25-Jan-2021 | Market Research Store
Gold nanoparticles generally tend to clump thereby avoiding its use as an anti-cancer therapy. Thus, the researchers from Hokkaido University have found a technique to prevent gold nanoparticles from clumping. The researchers found the attaching of ring-shaped synthetic compounds to the gold nanoparticles to assist it from preserving the essential light-absorbing properties. The study published in the journal Nature Communications I explains the importance of the unique light-absorbing properties that helps the metal nanoparticles to be broadly used in biomedical, optical, and electronic field.
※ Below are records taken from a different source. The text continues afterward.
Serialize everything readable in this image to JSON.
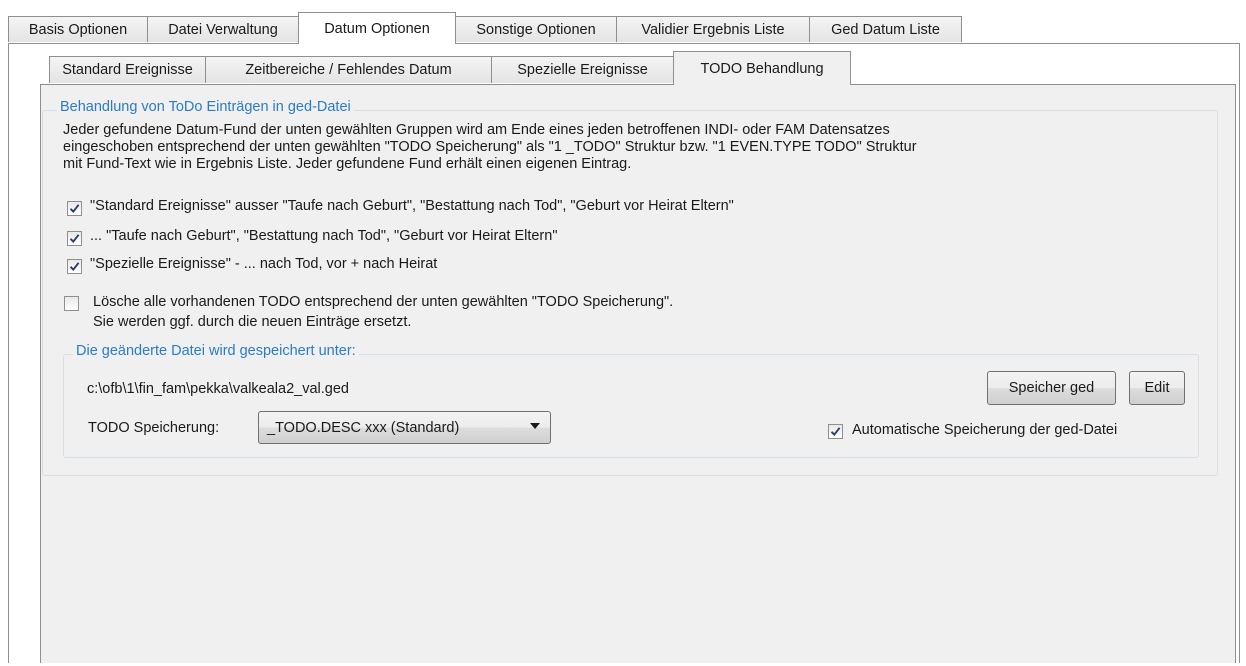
{
  "main_tabs": [
    "Basis Optionen",
    "Datei Verwaltung",
    "Datum Optionen",
    "Sonstige Optionen",
    "Validier Ergebnis Liste",
    "Ged Datum Liste"
  ],
  "sub_tabs": [
    "Standard Ereignisse",
    "Zeitbereiche / Fehlendes Datum",
    "Spezielle Ereignisse",
    "TODO Behandlung"
  ],
  "todo_group": {
    "title": "Behandlung von ToDo Einträgen in ged-Datei",
    "description_lines": [
      "Jeder gefundene Datum-Fund der unten gewählten Gruppen wird am Ende eines jeden betroffenen INDI- oder FAM Datensatzes",
      "eingeschoben entsprechend der unten gewählten \"TODO Speicherung\" als \"1 _TODO\" Struktur bzw. \"1 EVEN.TYPE TODO\" Struktur",
      "mit Fund-Text wie in Ergebnis Liste. Jeder gefundene Fund erhält einen eigenen Eintrag."
    ],
    "checkboxes": [
      {
        "label": "\"Standard Ereignisse\" ausser \"Taufe nach Geburt\", \"Bestattung nach Tod\", \"Geburt vor Heirat Eltern\"",
        "checked": true
      },
      {
        "label": "... \"Taufe nach Geburt\", \"Bestattung nach Tod\", \"Geburt vor Heirat Eltern\"",
        "checked": true
      },
      {
        "label": "\"Spezielle Ereignisse\" - ... nach Tod, vor + nach Heirat",
        "checked": true
      }
    ],
    "delete_option": {
      "line1": "Lösche alle vorhandenen TODO entsprechend der unten gewählten \"TODO Speicherung\".",
      "line2": "Sie werden ggf. durch die neuen Einträge ersetzt.",
      "checked": false
    }
  },
  "save_group": {
    "title": "Die geänderte Datei wird gespeichert unter:",
    "path": "c:\\ofb\\1\\fin_fam\\pekka\\valkeala2_val.ged",
    "save_button": "Speicher ged",
    "edit_button": "Edit",
    "todo_label": "TODO Speicherung:",
    "todo_value": "_TODO.DESC xxx (Standard)",
    "auto_save_label": "Automatische Speicherung der ged-Datei",
    "auto_save_checked": true
  }
}
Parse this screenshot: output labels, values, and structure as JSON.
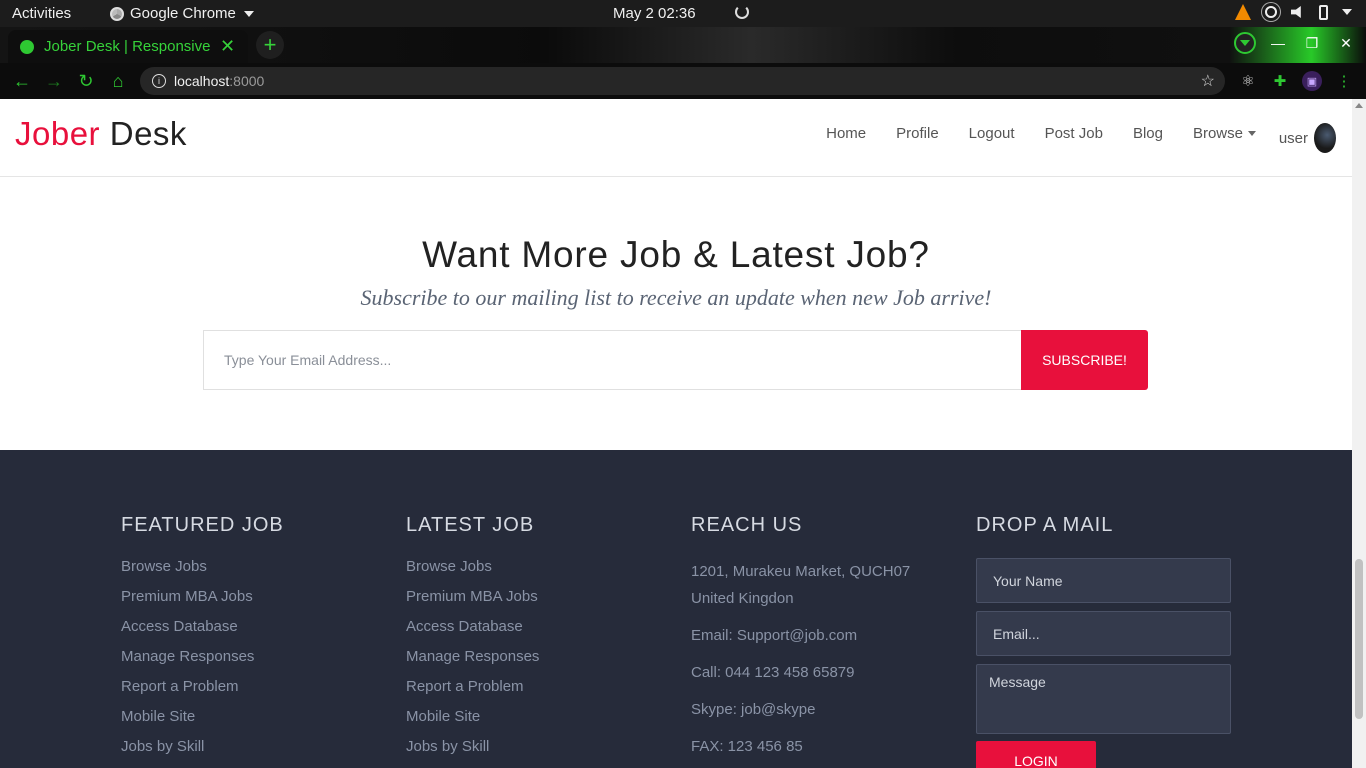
{
  "os": {
    "activities": "Activities",
    "app_name": "Google Chrome",
    "clock": "May 2  02:36"
  },
  "browser": {
    "tab_title": "Jober Desk | Responsive J",
    "url_host": "localhost",
    "url_port": ":8000"
  },
  "header": {
    "logo_part1": "Jober",
    "logo_part2": "Desk",
    "nav": [
      "Home",
      "Profile",
      "Logout",
      "Post Job",
      "Blog",
      "Browse"
    ],
    "user_label": "user"
  },
  "subscribe": {
    "heading": "Want More Job & Latest Job?",
    "subheading": "Subscribe to our mailing list to receive an update when new Job arrive!",
    "email_placeholder": "Type Your Email Address...",
    "button_label": "SUBSCRIBE!"
  },
  "footer": {
    "featured": {
      "title": "FEATURED JOB",
      "links": [
        "Browse Jobs",
        "Premium MBA Jobs",
        "Access Database",
        "Manage Responses",
        "Report a Problem",
        "Mobile Site",
        "Jobs by Skill"
      ]
    },
    "latest": {
      "title": "LATEST JOB",
      "links": [
        "Browse Jobs",
        "Premium MBA Jobs",
        "Access Database",
        "Manage Responses",
        "Report a Problem",
        "Mobile Site",
        "Jobs by Skill"
      ]
    },
    "reach": {
      "title": "REACH US",
      "address_line1": "1201, Murakeu Market, QUCH07",
      "address_line2": "United Kingdon",
      "email": "Email: Support@job.com",
      "call": "Call: 044 123 458 65879",
      "skype": "Skype: job@skype",
      "fax": "FAX: 123 456 85"
    },
    "mail": {
      "title": "DROP A MAIL",
      "name_placeholder": "Your Name",
      "email_placeholder": "Email...",
      "message_placeholder": "Message",
      "button_label": "LOGIN"
    }
  },
  "colors": {
    "accent": "#e8103c",
    "footer_bg": "#262b3a",
    "chrome_accent": "#2ec832"
  }
}
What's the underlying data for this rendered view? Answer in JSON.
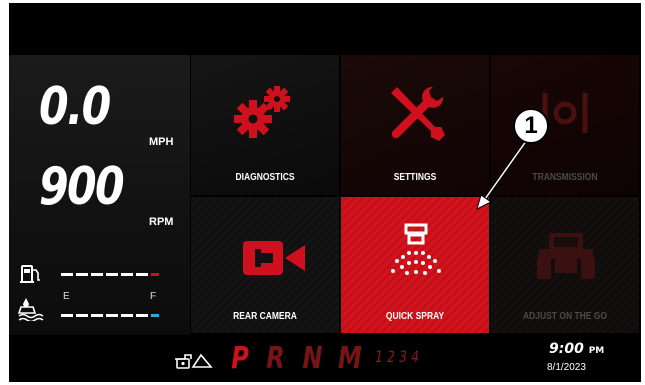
{
  "gauges": {
    "speed_value": "0.0",
    "speed_unit": "MPH",
    "rpm_value": "900",
    "rpm_unit": "RPM",
    "fuel_icon": "fuel-pump-icon",
    "fluid_icon": "spray-tank-level-icon",
    "tank_empty_label": "E",
    "tank_full_label": "F"
  },
  "tiles": {
    "diagnostics": {
      "label": "DIAGNOSTICS",
      "icon": "gears-icon"
    },
    "settings": {
      "label": "SETTINGS",
      "icon": "tools-icon"
    },
    "transmission": {
      "label": "TRANSMISSION",
      "icon": "transmission-icon"
    },
    "rear_camera": {
      "label": "REAR CAMERA",
      "icon": "camera-icon"
    },
    "quick_spray": {
      "label": "QUICK SPRAY",
      "icon": "spray-nozzle-icon"
    },
    "adjust_on_the_go": {
      "label": "ADJUST ON THE GO",
      "icon": "tractor-icon"
    }
  },
  "status": {
    "park_brake_icon": "parking-brake-icon",
    "gears": [
      "P",
      "R",
      "N",
      "M"
    ],
    "gear_numbers": [
      "1",
      "2",
      "3",
      "4"
    ],
    "time": "9:00",
    "ampm": "PM",
    "date": "8/1/2023"
  },
  "callout": {
    "label": "1"
  },
  "colors": {
    "accent_red": "#c8102e",
    "tile_dark": "#1a1a1a",
    "blue_level": "#2aa9e6"
  }
}
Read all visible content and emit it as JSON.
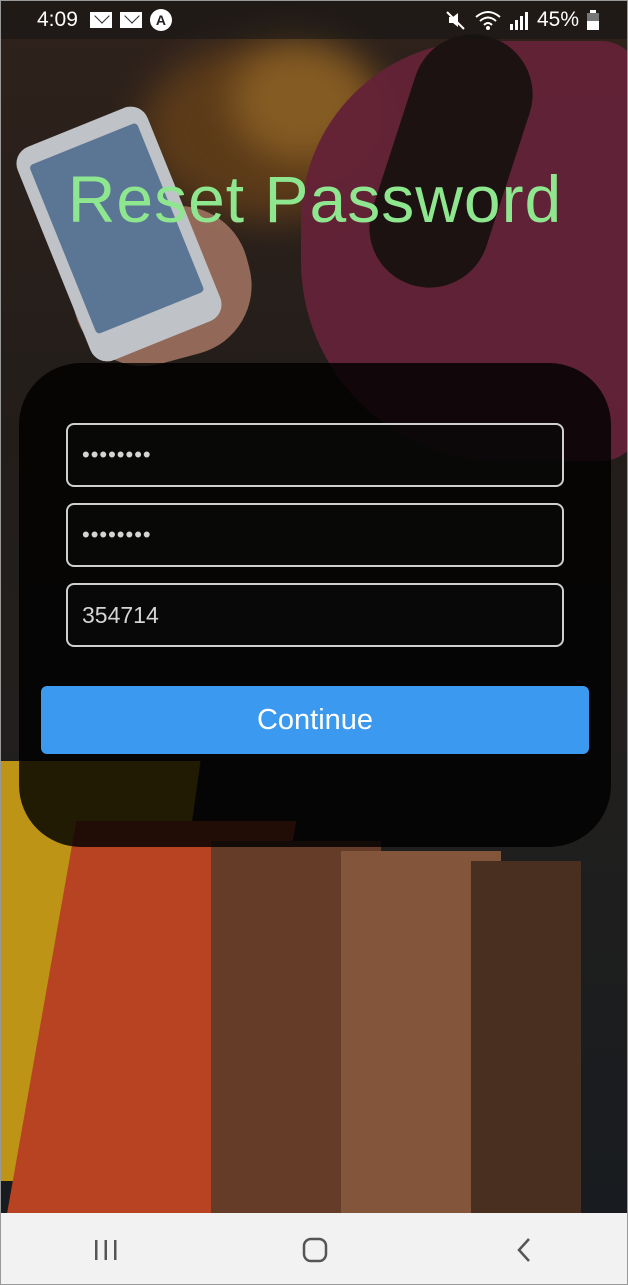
{
  "status_bar": {
    "time": "4:09",
    "battery": "45%",
    "icons": [
      "mail-icon",
      "mail-icon",
      "app-icon",
      "mute-icon",
      "wifi-icon",
      "signal-icon",
      "battery-icon"
    ],
    "app_icon_glyph": "A"
  },
  "page": {
    "title": "Reset Password",
    "title_color": "#8ee68f"
  },
  "form": {
    "password_value": "••••••••",
    "confirm_password_value": "••••••••",
    "code_value": "354714",
    "continue_label": "Continue",
    "button_color": "#3b99f0"
  },
  "nav_bar": {
    "icons": [
      "recents-icon",
      "home-icon",
      "back-icon"
    ]
  }
}
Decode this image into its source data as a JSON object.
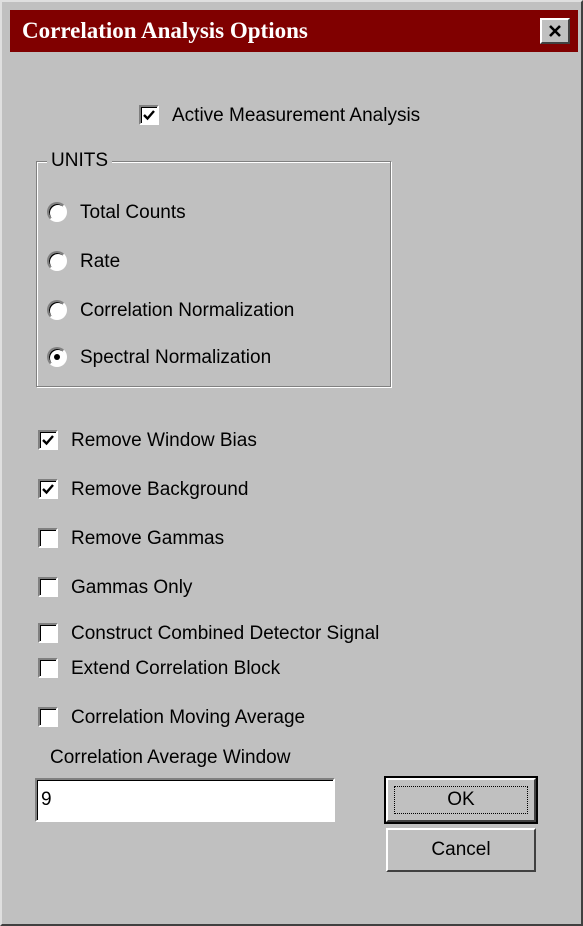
{
  "window": {
    "title": "Correlation Analysis Options",
    "title_bar_color": "#800000",
    "close_icon": "close-icon"
  },
  "active_measurement": {
    "label": "Active Measurement Analysis",
    "checked": true
  },
  "units": {
    "group_label": "UNITS",
    "options": [
      {
        "label": "Total Counts",
        "selected": false
      },
      {
        "label": "Rate",
        "selected": false
      },
      {
        "label": "Correlation Normalization",
        "selected": false
      },
      {
        "label": "Spectral Normalization",
        "selected": true
      }
    ]
  },
  "options": [
    {
      "label": "Remove Window Bias",
      "checked": true
    },
    {
      "label": "Remove Background",
      "checked": true
    },
    {
      "label": "Remove Gammas",
      "checked": false
    },
    {
      "label": "Gammas Only",
      "checked": false
    },
    {
      "label": "Construct Combined Detector Signal",
      "checked": false
    },
    {
      "label": "Extend Correlation Block",
      "checked": false
    },
    {
      "label": "Correlation Moving Average",
      "checked": false
    }
  ],
  "average_window": {
    "label": "Correlation Average Window",
    "value": "9"
  },
  "buttons": {
    "ok_label": "OK",
    "cancel_label": "Cancel"
  }
}
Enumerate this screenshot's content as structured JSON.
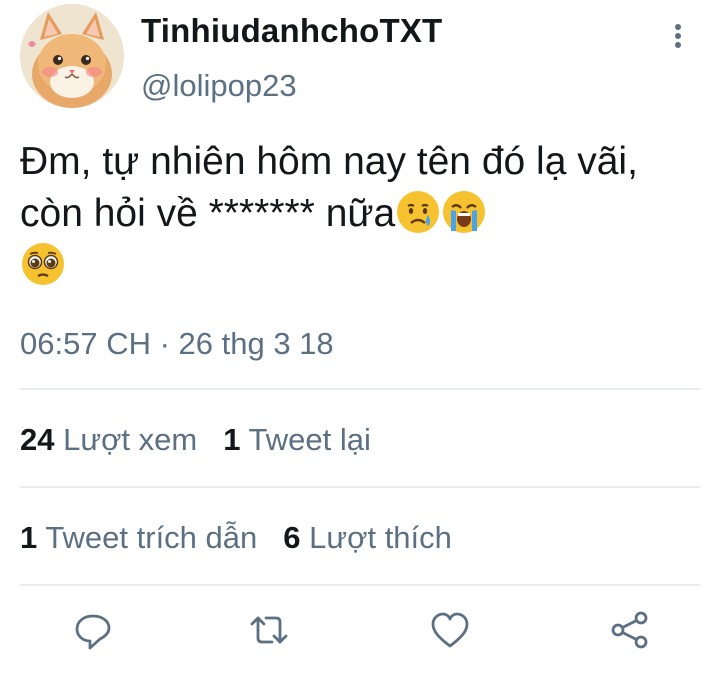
{
  "author": {
    "display_name": "TinhiudanhchoTXT",
    "handle": "@lolipop23"
  },
  "tweet": {
    "text": "Đm, tự nhiên hôm nay tên đó lạ vãi, còn hỏi về ******* nữa",
    "emoji_icons": [
      "crying-face-icon",
      "loudly-crying-face-icon",
      "pleading-face-icon"
    ]
  },
  "meta": {
    "timestamp": "06:57 CH · 26 thg 3 18"
  },
  "stats": {
    "views_count": "24",
    "views_label": "Lượt xem",
    "retweets_count": "1",
    "retweets_label": "Tweet lại",
    "quotes_count": "1",
    "quotes_label": "Tweet trích dẫn",
    "likes_count": "6",
    "likes_label": "Lượt thích"
  },
  "colors": {
    "text_primary": "#14171a",
    "text_secondary": "#5b7083",
    "divider": "#e6ecf0",
    "emoji_yellow": "#f7c22f",
    "tear_blue": "#4aa3e8"
  },
  "action_icons": [
    "reply-icon",
    "retweet-icon",
    "like-icon",
    "share-icon"
  ]
}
Generally, the gold nanoparticles when introduced into tumors use light to kill the cancerous cells but in the process they tend to clump together such that the light absorption capability is lost in the long run. The clumping is found to happen due to factors such as acidity, temperature, and salt concentration. The researchers have been trying to have the particles dispersed in the targeted area and they had found polyethylene glycol (PEG) coating to help achieved success. PEG is found to inhibit the clumping of the gold nanoparticles in both the lab and living organisms. However, there is still more study and improvement required. The latest discovery dealt with mixing of gold nanoparticles with ring-shaped PEG instead of the linear PEG to attain high dispersion.
The 'cyclic-PEG' (c-PEG) is designed to attach to the surfaces of the nanoparticles without developing any chemical bonds and this process is known as physisorption. Further, these nanoparticles even in the heated, dried, and frozen condition remained dispersed. The c-PEG-coated gold nanoparticles exhibited the ability to clear from the blood for better accumulation in the tumors than the liner PEG-coated gold nanoparticles. The researchers are still looking for even better accumulation and are thus working toward fine-tuning the nanoparticles to enhance its application in the medicinal sector.